Голубком летает ложка
То к тарелке, то ко рту.
Феномен согласных легко уловлен. Вот это и есть стихи. Поэтому Боков — поэт, а Твардовский — нет. Елене Моисеевне[464] привет. Я на самом старинном московском пляже в Серебряном Бору, когда река Москва была еще Москва́-рекой.
15 октября 1976 года.
Дорогой Исаак Наумович, в Ялту я уже получил путевку Литфонда, с 3 по 28 ноября и через две недели там буду. Билеты я еще не покупал, но куплю на 2-е, обратно на 29. Я звонил Вам сто раз по утрам, в середине дня, что сам <подойду> к Вам.
Но лучше, полезнее Серебряного Бора нет в моем случае. Там вода и сосны...
Москва, 17 декабря 1976.
Дорогой Исаак Наумович, вообще-то я учился относиться к юбилеям критически. Я очень, очень рад и за премию от «Дружбы народов», и за Вашу возможность принять открытое участие в платоновском вечере[465]. От себя же насчет Платонова скажу: Платонов был гений русской прозы, достиг определенных достойных результатов... Отнюдь ни на что <не> похоже — считать, что Катаевская повесть «Время, вперед» может сравниться с «Котлованом» по форме и по существу, и по тому величайшему эмоциональному накалу этой превосходной прозы.

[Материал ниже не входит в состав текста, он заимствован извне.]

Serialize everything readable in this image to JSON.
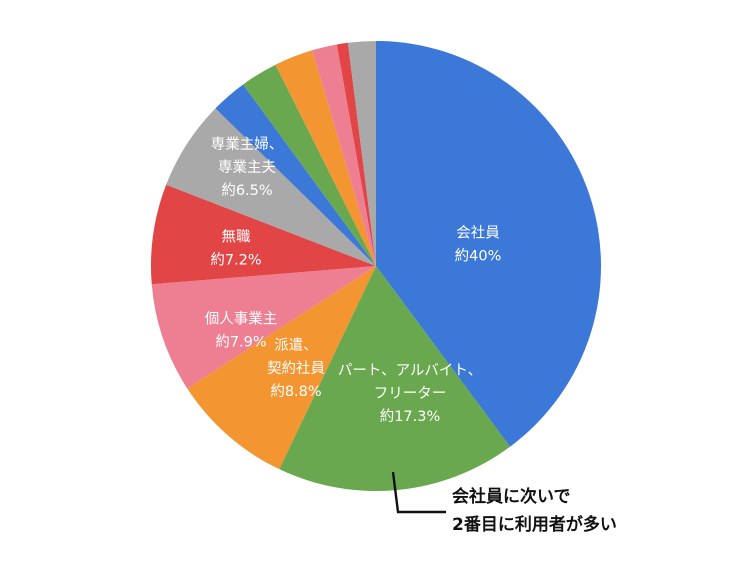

Для Платонова[466] «Котлован», впрочем, лучшее.
Как всякий большой талант реально верил в свои силы и строчил, и строчил, строчил без устали химическим карандашом, без помарок, складывал в стол один за другим все новые и новые романы. Я думаю, что в судьбе Платонова <много> сыграл Горький. Горький все брал, все и бросал платоновские вещи. А Платонов не то что верил в Горького. В Горького было верить нельзя, ибо <знаю> я, кто стоял <за> Горьким, направлял и решал: Надя, Черткова, Закревская, Петр Крючков[467]. Ведь это — не дурная, а реальная <жизнь>.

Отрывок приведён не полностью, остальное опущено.